We took a drive last week through the Adirondacks, Vermont and New Hampshire. Compared to last year, winter seems to be hanging on—judging by the snow still on the fields.
The roads we took often ran through rocky outcrops, many of them covered by ice formations that curve just the right way to look like the heads and long trunks of pale blue elephants.
Our destination was Franconia Notch, a wild and pretty wooly part of the Granite State that looks unexpectedly like the Rockies.
I thought the White Mountains would be like the Adirondacks—and they are in some ways. The yellow birch and hemlock looked familiar enough. But the stone walls of the ridge surprised me.

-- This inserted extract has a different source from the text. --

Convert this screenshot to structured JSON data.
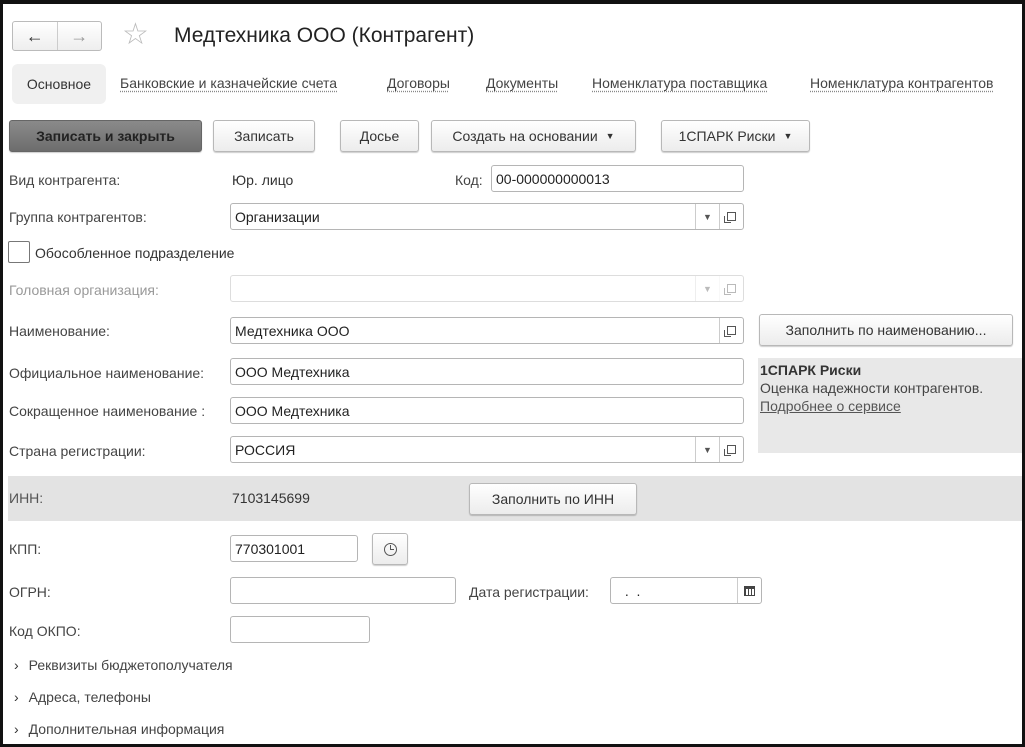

The Appalachian Trail runs through this part of New Hampshire and there are huts. Not lean tos, mind you, huts. Four walls. What Adirondackers call “cheating.”
Our little troop made it to a great big hut on a hill over Lonesome Lake. We had breath-taking views of the surrounding ridge line. And we had company.
The hut was filled with nearly 50 people: from kids in their teens to kids in their 60s. There was a lot of chatter as people talked about the snowy hike up, the winter storm expected to blow through and hopes that the sleeping bag they humped up the trail really would keep them warm at 10 below. A lot of games, too: cards, Scrabble, other board games.
And then it hit me: this was the first time in recent memory that I’ve been in a group of people and no one was looking at a phone or computer.
We were in a preserved landscape. It had that important visit-don’t-remain character that helps a place seem like wilderness.
Funny spot, then, to see civilization—or at least civilized socializing—holding on.
If you go: go with someone who passionately enjoys you and all the little lunacies the two of you share.
Have an early breakfast in Burlington (Vermont) at Penny Cluse. If you’re not there when the door opens at 8:00, you’ll wait. The food really is that good. You’re driving, so down a couple mugs of regular, but try to steer your squeeze toward the decaf.
It’s just two hours from Burlington to Franconia Notch. The morning light will pour into the car, the carbs will work their soporific magic and you’ll soon see Wynken, Blynken and Nod in the passenger seat. With your right hand, interlace fingers with her left.
You’ll know sleep has set in when her hand makes those little twitching movements. If you’re prepared (or really lucky) Bobby Short will start singing Bewitched, Bothered and Bewildered through your car speakers (or just in your head).
Those small twitches that start on the passenger side will feel like tremors on yours. It might seem contradictory, but take my word for it: those tremors will break you free of the asphalt and granite bedrock beneath you. You’ll feel like you’re floating miles above the earth and every care on it.